L'atterrissage en urgence et l'embrasement à Moscou d'un avion Soukhoï Superjet 100 seraient dus à plusieurs erreur de pilotage d'après les enquêteurs.

Plusieurs erreurs de pilotage sont privilégiées par les enquêteurs pour expliquer l'atterrissage en urgence et l'embrasement d'un Soukhoï Superjet 100 de la compagnie russe Aeroflot dimanche à Moscou. Un accident qui a fait 41 morts.

"La première erreur des pilotes a été de décoller en face de l'orage. Puis, alors que la situation était compliquée mais loin d'être catastrophique, ils ont atterri au lieu de brûler le kérosène", explique le quotidien Kommersant en citant une source proche de l'enquête. Selon le journal, les pilotes ont "atterri à trop grande vitesse (...) en raison de quoi le contact des roues avec le béton a été trop fort, faisant rebondir l'avion".

Le quotidien RBK précise pour sa part en citant un membre du Comité d'enquête russe, que les pilotes n'ont pas éteint les moteurs après l'atterrissage. Selon la même source, ils ont aussi ouvert un hublot du cockpit après l'atterrissage, ayant pour conséquence d'accélérer l'incendie.

L'avion avait été frappé par la foudre

Quelques minutes après son décollage de l'aéroport de Moscou-Cheremetievo vers Mourmansk au nord du pays, le Superjet 100 a dû faire demi-tour pour un atterrissage d'urgence au cours duquel l'arrière de l'avion s'est embrasé.

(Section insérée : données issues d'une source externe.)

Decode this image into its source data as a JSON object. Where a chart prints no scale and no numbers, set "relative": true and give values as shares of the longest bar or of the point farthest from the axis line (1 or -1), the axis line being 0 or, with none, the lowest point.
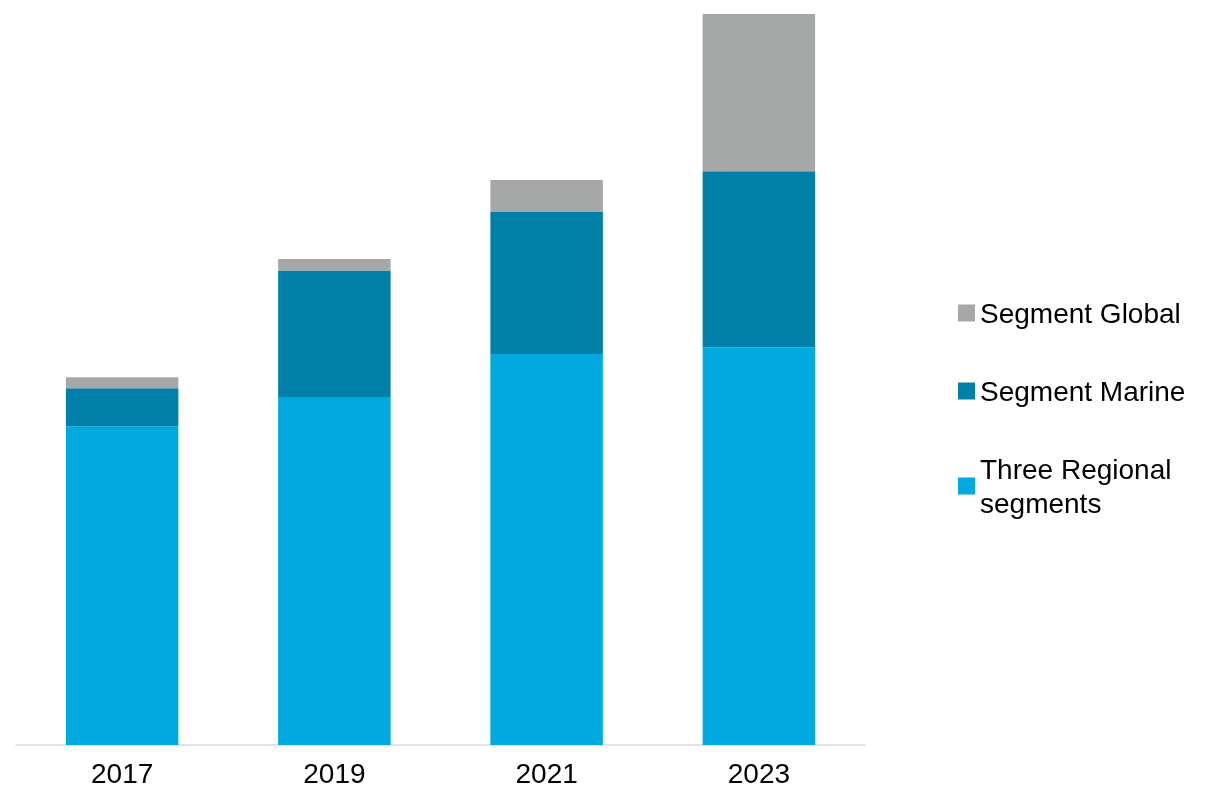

Le pilote Denis Evdokimov a expliqué que l'avion avait été frappé par la foudre, mettant hors service les équipements de bord d'aide au pilotage.

Le Superjet 100, premier avion civil conçu par la Russie post-soviétique, était une source de fierté pour le pays à son lancement en 2011 mais il peine à convaincre en dehors du marché russe en raison de problèmes de fiabilité.